Friday, October 25, 2013

DAY 299
TURNED INWARD
Jeremiah 6, 7 & 8 and 1 Timothy 5
So let’s start at the end of our Jeremiah readings today, chapter 8. “For the wound of the daughter of my people is my heart wounded; I mourn, and dismay has taken hold of me…Is there no balm in Gilead?” 8:21-22a.
Jeremiah’s heart is wounded, an amazing phrase, a phrase that he will unpack for much of the rest of chapter 9.
You might ask, “Why?” That is unless of course you have read chapters 6, 7 and the first 17 verses of chapter 8. Jeremiah is warning Jerusalem of its impending destruction. The catastrophe has not happened yet, but in the most graphic language Jeremiah is prophesying that it will. We read, “This is the city that must be punished…she keeps fresh her evil” (6:6-7). In 6:14 we read of how the priests have been telling people “peace, peace, when there is no peace”—in other words they have been lying to the people. In 6:16-17 we read how the people have disregarded the good ancient paths and ignored the trumpet (read as very loud) warnings.
In chapter 7:1-15 Jeremiah is standing at the entrance to the Temple proclaiming all that the people have done wrong and offering them God’s forgiveness if only they repent. They don’t, and so beginning in 7:16 God says to Jeremiah, “Do not pray for these people” – wow! In the balance of chapter 7 we read again how God finds it an abomination when people offer him empty ritual and then go and practice evil: this is not real faith and not real religion. How evil were they? Consider just one verse, 7:31 and the place “hinnon”. Here is what the Easton’s Bible Dictionary says about it:
“a deep, narrow ravine separating Mount Zion from the so-called "Hill of Evil Counsel." It took its name from "some ancient hero, the son of Hinnom." It is first mentioned in Joshua 15:8 . It had been the place where the idolatrous Jews burned their children alive to Moloch and Baal. A particular part of the valley was called Tophet, or the "fire-stove," where the children were burned. After the Exile, in order to show their abhorrence of the locality, the Jews made this valley the receptacle of the offal of the city, for the destruction of which a fire was, as is supposed, kept constantly burning there.” I had to “look up” offal: it the waste products of an animal, the parts that are not used.
God is abhorred: Jeremiah grieves. These prophecies are not new. These prophecies are that “run- away train” of humanity that so often ignores God. You might object. You might be saying, “But we are better.” I would like to think that, but then I go to Haiti and I see it. We are not better, we are just insulated and maybe God’s voice is somehow muffled. Maybe I am so “turned inward” that I like the people of Jeremiah’s day cannot hear God.
I know that may be an uncomfortable thing for you to read. It is uncomfortable for me to write. But here is the deal—prophets are supposed to make us uncomfortable. They are supposed to get us to take a look in the mirror and be honest.
Prophets can make a difference. Maybe not always turning the tide of a nation, but standing as a sentinel, calling to their people, calling to God’s people, calling forward to us. Jeremiah’s is a man so in step with God that he must tell people what God tells him…and yet he is not separate from his people and it pains him that they will not listen.

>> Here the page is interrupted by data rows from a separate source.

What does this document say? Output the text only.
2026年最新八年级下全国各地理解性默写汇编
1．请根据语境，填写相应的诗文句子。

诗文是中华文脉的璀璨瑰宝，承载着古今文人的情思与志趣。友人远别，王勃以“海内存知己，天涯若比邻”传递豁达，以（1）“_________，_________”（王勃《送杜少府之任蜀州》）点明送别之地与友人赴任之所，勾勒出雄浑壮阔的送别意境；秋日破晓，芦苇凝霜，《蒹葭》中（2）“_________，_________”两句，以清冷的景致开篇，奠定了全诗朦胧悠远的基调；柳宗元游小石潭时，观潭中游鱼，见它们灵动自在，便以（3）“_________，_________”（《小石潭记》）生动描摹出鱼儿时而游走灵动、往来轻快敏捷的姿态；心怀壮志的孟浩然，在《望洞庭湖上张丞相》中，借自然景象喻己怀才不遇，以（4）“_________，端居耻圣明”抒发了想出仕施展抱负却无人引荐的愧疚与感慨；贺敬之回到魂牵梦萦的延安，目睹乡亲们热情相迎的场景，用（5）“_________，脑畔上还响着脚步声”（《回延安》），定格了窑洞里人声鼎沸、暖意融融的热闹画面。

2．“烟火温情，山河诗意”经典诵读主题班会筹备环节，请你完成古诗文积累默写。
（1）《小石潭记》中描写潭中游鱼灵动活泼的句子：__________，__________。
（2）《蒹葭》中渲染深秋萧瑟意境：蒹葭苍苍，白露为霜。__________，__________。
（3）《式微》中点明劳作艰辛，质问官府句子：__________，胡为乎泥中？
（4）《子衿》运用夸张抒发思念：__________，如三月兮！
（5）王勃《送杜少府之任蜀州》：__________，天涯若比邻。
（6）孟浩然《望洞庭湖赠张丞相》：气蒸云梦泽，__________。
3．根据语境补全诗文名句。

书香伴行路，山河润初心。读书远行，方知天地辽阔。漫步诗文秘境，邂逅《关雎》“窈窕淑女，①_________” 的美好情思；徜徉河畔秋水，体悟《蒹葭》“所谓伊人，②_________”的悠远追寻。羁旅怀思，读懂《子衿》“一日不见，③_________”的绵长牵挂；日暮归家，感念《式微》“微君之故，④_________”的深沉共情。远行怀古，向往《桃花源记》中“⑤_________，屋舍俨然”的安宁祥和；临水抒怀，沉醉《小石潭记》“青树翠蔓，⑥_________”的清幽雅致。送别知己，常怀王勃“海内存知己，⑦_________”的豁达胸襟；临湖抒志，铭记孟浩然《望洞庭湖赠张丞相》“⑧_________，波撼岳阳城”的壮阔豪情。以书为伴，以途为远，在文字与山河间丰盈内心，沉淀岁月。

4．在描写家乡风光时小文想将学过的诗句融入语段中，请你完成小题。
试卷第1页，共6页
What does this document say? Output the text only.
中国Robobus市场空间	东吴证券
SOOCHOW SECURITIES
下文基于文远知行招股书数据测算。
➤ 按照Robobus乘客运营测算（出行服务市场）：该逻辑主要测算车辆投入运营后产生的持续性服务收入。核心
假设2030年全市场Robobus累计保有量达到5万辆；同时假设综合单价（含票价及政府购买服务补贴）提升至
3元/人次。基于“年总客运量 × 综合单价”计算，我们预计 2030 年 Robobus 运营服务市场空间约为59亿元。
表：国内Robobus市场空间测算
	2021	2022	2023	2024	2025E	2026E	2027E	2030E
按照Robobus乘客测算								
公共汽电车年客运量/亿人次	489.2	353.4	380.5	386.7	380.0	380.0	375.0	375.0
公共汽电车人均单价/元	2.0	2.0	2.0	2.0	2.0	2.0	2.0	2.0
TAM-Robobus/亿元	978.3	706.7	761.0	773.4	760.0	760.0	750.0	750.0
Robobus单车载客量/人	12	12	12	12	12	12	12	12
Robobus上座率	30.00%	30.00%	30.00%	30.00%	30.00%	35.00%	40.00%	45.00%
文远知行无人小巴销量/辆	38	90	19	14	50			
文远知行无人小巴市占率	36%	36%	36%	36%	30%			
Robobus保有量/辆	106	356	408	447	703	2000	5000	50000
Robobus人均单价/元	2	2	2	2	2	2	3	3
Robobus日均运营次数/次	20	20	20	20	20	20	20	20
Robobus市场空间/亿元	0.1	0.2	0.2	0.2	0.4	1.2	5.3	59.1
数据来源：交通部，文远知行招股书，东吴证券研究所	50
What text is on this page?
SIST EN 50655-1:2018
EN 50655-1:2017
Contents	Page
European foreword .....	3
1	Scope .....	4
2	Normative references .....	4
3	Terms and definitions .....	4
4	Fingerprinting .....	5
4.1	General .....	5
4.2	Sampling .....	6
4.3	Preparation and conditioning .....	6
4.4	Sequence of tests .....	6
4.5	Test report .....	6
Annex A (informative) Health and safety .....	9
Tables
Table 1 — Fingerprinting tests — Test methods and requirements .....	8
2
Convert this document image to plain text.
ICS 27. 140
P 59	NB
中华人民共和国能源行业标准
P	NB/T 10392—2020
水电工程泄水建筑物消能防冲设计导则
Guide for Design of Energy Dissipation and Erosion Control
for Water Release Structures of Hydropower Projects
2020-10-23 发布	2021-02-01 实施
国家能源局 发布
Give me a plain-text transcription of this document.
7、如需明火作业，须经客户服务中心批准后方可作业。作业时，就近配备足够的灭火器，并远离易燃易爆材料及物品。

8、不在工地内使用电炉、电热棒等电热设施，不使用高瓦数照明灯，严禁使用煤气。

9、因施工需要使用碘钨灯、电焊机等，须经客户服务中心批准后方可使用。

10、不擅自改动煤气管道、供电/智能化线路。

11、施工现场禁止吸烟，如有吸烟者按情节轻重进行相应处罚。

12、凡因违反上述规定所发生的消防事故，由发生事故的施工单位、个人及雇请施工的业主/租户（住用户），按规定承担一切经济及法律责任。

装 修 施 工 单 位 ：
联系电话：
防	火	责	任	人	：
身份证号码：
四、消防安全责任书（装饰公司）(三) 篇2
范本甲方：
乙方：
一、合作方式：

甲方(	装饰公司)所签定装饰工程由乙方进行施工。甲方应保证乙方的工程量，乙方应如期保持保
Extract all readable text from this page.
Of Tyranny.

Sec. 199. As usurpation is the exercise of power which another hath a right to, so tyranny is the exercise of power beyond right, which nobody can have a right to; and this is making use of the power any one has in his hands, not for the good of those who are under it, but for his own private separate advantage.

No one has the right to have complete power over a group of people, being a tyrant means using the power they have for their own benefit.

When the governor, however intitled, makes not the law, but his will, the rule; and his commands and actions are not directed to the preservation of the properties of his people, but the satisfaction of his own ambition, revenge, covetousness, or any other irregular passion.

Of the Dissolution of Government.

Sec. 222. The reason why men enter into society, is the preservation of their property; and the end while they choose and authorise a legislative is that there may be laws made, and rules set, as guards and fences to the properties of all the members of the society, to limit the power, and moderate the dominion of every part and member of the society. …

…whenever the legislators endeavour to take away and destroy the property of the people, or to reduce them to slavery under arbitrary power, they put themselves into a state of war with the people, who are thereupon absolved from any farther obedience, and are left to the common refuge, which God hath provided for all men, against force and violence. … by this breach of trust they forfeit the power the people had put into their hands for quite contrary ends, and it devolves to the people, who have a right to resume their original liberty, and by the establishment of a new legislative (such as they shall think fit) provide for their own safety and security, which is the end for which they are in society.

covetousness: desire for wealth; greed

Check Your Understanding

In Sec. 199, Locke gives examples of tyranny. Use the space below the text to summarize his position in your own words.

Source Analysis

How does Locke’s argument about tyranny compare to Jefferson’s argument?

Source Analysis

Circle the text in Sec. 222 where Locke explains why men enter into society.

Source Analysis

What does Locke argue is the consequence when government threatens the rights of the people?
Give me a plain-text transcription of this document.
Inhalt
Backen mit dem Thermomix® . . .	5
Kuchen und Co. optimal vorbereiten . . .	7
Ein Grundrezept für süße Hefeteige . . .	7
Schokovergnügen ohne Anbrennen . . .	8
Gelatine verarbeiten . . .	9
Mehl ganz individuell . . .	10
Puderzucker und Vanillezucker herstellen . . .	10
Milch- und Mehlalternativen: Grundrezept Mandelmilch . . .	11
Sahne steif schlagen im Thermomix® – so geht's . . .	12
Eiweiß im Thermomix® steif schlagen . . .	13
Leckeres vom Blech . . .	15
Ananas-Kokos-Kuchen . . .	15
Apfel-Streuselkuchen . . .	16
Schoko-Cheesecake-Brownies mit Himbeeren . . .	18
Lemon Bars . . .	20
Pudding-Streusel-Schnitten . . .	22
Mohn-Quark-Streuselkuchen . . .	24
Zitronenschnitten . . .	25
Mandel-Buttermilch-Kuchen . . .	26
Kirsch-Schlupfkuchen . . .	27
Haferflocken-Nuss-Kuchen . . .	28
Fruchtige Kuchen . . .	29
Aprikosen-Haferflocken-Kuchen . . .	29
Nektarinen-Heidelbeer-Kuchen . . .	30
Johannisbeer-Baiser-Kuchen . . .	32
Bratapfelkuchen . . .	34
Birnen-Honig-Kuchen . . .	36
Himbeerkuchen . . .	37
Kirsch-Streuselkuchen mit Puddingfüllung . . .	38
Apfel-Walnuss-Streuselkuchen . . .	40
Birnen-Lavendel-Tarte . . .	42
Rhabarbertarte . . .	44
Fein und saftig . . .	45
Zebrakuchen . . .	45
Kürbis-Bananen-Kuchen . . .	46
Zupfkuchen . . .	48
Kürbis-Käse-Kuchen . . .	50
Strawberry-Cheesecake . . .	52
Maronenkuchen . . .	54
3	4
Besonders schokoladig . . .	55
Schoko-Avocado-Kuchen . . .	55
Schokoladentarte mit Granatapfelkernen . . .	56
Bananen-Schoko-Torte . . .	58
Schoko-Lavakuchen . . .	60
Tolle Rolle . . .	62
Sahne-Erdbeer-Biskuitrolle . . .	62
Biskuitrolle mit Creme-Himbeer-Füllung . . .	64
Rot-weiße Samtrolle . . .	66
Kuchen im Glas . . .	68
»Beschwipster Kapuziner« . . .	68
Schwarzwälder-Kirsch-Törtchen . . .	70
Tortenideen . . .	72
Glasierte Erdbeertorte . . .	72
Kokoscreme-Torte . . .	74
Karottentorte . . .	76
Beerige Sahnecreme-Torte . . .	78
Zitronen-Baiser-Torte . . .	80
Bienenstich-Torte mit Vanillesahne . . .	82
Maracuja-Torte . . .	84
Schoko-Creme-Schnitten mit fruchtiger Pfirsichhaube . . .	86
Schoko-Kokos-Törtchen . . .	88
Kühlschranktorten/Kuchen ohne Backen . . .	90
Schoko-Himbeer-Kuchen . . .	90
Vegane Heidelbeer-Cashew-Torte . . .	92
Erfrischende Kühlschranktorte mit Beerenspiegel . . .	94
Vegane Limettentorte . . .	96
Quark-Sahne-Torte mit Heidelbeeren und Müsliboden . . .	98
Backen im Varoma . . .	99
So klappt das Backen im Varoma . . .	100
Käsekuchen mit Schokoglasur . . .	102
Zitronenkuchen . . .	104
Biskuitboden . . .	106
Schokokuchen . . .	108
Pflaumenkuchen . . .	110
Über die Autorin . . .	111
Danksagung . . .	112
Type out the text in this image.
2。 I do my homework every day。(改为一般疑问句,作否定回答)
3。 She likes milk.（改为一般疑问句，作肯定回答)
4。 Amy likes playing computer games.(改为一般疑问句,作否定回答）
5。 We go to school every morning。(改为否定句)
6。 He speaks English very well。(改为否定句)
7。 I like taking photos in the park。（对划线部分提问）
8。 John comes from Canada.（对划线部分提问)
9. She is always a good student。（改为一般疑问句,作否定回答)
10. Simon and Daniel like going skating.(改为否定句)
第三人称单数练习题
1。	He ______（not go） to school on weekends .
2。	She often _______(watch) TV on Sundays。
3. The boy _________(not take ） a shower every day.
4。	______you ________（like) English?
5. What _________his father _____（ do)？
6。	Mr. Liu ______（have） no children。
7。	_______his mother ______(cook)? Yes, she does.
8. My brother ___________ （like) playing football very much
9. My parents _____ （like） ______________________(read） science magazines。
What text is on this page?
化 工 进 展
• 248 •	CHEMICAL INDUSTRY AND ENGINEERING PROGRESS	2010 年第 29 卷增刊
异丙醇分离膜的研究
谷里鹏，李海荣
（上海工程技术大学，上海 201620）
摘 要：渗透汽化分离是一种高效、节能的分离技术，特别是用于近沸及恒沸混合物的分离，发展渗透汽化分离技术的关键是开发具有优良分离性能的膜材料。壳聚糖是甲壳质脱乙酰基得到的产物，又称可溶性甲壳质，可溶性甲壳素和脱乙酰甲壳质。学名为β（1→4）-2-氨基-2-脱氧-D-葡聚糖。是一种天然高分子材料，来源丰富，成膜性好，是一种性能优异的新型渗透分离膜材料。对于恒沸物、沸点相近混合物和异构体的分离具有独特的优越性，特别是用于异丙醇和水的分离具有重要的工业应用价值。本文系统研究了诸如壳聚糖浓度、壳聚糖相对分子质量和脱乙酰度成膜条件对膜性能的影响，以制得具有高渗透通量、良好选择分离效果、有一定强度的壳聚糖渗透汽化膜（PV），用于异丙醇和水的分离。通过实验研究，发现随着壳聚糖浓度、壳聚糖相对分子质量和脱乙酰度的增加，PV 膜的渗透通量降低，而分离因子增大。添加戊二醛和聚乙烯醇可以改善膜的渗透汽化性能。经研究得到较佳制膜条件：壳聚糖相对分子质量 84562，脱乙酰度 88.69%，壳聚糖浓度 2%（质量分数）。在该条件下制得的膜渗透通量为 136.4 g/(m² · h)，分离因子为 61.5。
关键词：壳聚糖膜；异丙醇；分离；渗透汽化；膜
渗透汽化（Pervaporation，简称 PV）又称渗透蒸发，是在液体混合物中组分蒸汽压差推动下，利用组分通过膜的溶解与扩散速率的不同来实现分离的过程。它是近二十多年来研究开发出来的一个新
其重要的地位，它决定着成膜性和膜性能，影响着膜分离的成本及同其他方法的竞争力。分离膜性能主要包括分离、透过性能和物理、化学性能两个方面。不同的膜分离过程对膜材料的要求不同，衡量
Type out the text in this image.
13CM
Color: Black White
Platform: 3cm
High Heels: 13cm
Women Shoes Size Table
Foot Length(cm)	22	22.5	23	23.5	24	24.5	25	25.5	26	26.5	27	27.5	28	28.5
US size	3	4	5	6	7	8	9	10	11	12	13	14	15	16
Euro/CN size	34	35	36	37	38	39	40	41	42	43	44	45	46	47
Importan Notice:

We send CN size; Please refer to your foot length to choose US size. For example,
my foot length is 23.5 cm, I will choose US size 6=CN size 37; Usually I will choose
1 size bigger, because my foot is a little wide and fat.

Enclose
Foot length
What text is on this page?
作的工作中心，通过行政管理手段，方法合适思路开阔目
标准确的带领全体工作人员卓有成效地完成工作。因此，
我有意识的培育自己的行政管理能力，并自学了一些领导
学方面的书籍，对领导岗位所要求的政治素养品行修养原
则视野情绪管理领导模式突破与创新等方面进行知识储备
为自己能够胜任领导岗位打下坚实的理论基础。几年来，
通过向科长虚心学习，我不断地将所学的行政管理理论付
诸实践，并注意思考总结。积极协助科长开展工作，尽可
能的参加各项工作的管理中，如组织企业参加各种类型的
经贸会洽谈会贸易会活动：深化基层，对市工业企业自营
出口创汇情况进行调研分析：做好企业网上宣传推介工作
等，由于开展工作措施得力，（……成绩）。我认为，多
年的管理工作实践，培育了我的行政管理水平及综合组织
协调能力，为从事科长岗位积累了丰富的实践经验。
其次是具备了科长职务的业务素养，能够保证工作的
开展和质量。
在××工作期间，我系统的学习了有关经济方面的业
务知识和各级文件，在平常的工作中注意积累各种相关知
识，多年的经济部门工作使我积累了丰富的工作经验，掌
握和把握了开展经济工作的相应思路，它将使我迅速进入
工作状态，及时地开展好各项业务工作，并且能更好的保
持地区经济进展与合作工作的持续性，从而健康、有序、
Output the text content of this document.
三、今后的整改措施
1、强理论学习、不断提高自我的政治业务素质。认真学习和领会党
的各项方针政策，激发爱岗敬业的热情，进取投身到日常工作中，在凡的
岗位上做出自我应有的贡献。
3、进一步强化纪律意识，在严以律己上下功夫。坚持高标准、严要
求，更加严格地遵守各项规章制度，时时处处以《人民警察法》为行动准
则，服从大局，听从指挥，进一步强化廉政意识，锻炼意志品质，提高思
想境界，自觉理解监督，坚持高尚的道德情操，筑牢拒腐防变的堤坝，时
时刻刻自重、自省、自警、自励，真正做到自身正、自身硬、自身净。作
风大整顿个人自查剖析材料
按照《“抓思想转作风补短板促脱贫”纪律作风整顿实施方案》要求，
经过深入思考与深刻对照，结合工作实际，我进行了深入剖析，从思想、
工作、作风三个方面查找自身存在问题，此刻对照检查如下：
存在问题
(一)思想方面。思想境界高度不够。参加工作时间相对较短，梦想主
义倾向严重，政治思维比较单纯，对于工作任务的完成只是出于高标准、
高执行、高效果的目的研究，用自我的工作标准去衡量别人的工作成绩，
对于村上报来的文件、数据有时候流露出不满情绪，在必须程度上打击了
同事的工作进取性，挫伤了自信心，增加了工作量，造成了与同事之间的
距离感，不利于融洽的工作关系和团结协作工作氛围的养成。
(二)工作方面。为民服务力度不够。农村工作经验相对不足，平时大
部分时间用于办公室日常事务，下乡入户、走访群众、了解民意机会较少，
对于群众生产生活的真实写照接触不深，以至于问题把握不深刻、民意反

I am left wondering where I am not hearing God, or where I am failing to proclaim, or where I have been comfortable with my own holiness while some of the people of God go off happily sinning – not that I am a prophet, but you and I live in a world where we are so turned in on ourselves (or let me speak for myself – I am turned in on me – worrying about “what will I eat and what will I wear”) that we might not be seeing the big picture.

Jeremiah challenges me to “turn and look outward” – Allow Jeremiah to have his way with you for a moment – even if it is painful.